Les Maçons prêtent à l’outil une signification qui relate la nature fondamentale de l’homme depuis le début de l’humanité. Nous pouvons donc légitimement comprendre cet attachement à l’outil comme une velléité de recherche de son intimité profonde.

Or, il s’agit d’actes successifs depuis la préhistoire jusqu’à nous,  de manifestation de pensées exclusivement ouvrières où l’homme de science pure, l’intellectuel pour tout dire, n’a aucune part, où il n’intervient jamais ; tout porte donc à croire que cette mélancolie plonge dans les territoires insondés et irrationnels des individus, au temps où chacun de nos ancêtres étaient hommes de métier ;

C’est ce que nous montre le méta-langage utilisé par les Maçons qui puise dans cet irrationnel des origines.

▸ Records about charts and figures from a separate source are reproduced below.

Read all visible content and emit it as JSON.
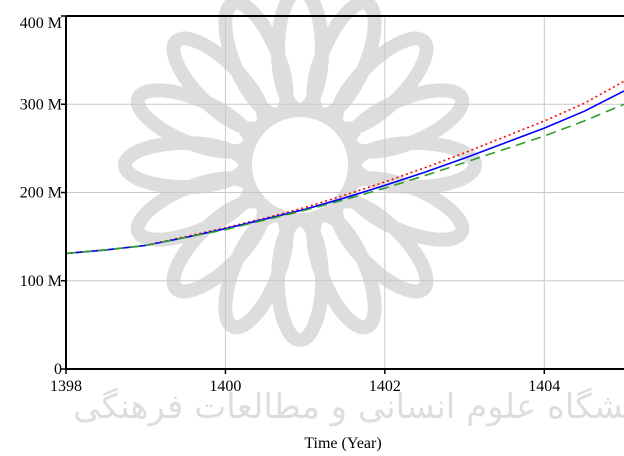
{
  "chart_data": {
    "type": "line",
    "title": "",
    "xlabel": "Time (Year)",
    "ylabel": "",
    "xlim": [
      1398,
      1405
    ],
    "ylim": [
      0,
      400000000
    ],
    "x_ticks": [
      1398,
      1400,
      1402,
      1404
    ],
    "x_tick_labels": [
      "1398",
      "1400",
      "1402",
      "1404"
    ],
    "y_ticks": [
      0,
      100000000,
      200000000,
      300000000,
      400000000
    ],
    "y_tick_labels": [
      "0",
      "100 M",
      "200 M",
      "300 M",
      "400 M"
    ],
    "grid": true,
    "legend": "none",
    "watermark": "پژوهشگاه علوم انسانی و مطالعات فرهنگی",
    "series": [
      {
        "color": "#ff0000",
        "style": "dotted",
        "x": [
          1398,
          1398.5,
          1399,
          1399.5,
          1400,
          1400.5,
          1401,
          1401.5,
          1402,
          1402.5,
          1403,
          1403.5,
          1404,
          1404.5,
          1405
        ],
        "y": [
          131000000,
          135000000,
          140000000,
          150000000,
          160000000,
          171000000,
          183000000,
          197000000,
          212000000,
          228000000,
          245000000,
          263000000,
          281000000,
          301000000,
          326000000
        ]
      },
      {
        "color": "#0000ff",
        "style": "solid",
        "x": [
          1398,
          1398.5,
          1399,
          1399.5,
          1400,
          1400.5,
          1401,
          1401.5,
          1402,
          1402.5,
          1403,
          1403.5,
          1404,
          1404.5,
          1405
        ],
        "y": [
          131000000,
          135000000,
          140000000,
          149000000,
          159000000,
          170000000,
          181000000,
          194000000,
          208000000,
          223000000,
          239000000,
          256000000,
          273000000,
          292000000,
          315000000
        ]
      },
      {
        "color": "#2e9e2e",
        "style": "dashed",
        "x": [
          1398,
          1398.5,
          1399,
          1399.5,
          1400,
          1400.5,
          1401,
          1401.5,
          1402,
          1402.5,
          1403,
          1403.5,
          1404,
          1404.5,
          1405
        ],
        "y": [
          131000000,
          135000000,
          140000000,
          149000000,
          158000000,
          169000000,
          180000000,
          192000000,
          205000000,
          219000000,
          234000000,
          249000000,
          264000000,
          281000000,
          300000000
        ]
      }
    ]
  }
}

L’exploration de nos profondeurs inconscientes est donc éclairée par l’évocation des symboles d’outils de bâtisseurs. De fait, le rite sollicite notre imaginaire-vrai grâce à l’outil et c’est    ainsi que nous visitons notre terre-Adama. Cette descente chtonienne est aussi nécessaire à la spiritualité que le labour à la culture.

Et ce processus rituel qui emprunte la voie de « l’onirisme des archétypes qui sont enracinés dans l’inconscient humain » (G. Bachelard – La terre ou les rêveries de la volonté) sait que l’outil, loin d’être le prolongement de la main, est un transmetteur. Transmetteur d’énergie, soit, mais plus encore, transmetteur d’humanité.

Le maillet que nous vous remettons, Vénérable Maître, symbolise notre humanité dans toute sa composante complexe et universelle. Il le symbolise d’autant plus qu’il va à la rencontre de la multitude au travail. Il nous renforce comme le toupin, cet outil de bois central, autour duquel se tresse serrée, la corde ou le lac d’amour impérissable.

Nous l’avons reçu de la Respectable Loge  « Avenir et Espérance » de la Grande Loge Régulière de Belgique ; nous vous le remettons ce soir pour poursuivre son chemin fraternel. Il symbolise l’ambition des maçons d’être les modèles humains édificateurs de la société idéale.

Nous vous l’abandonnons avec confiance et nous savons que vous saurez en faire bonne usage.

J’ai dit Vénérable Maître.

Pour la Respectable Loge Chrestien de Troyes.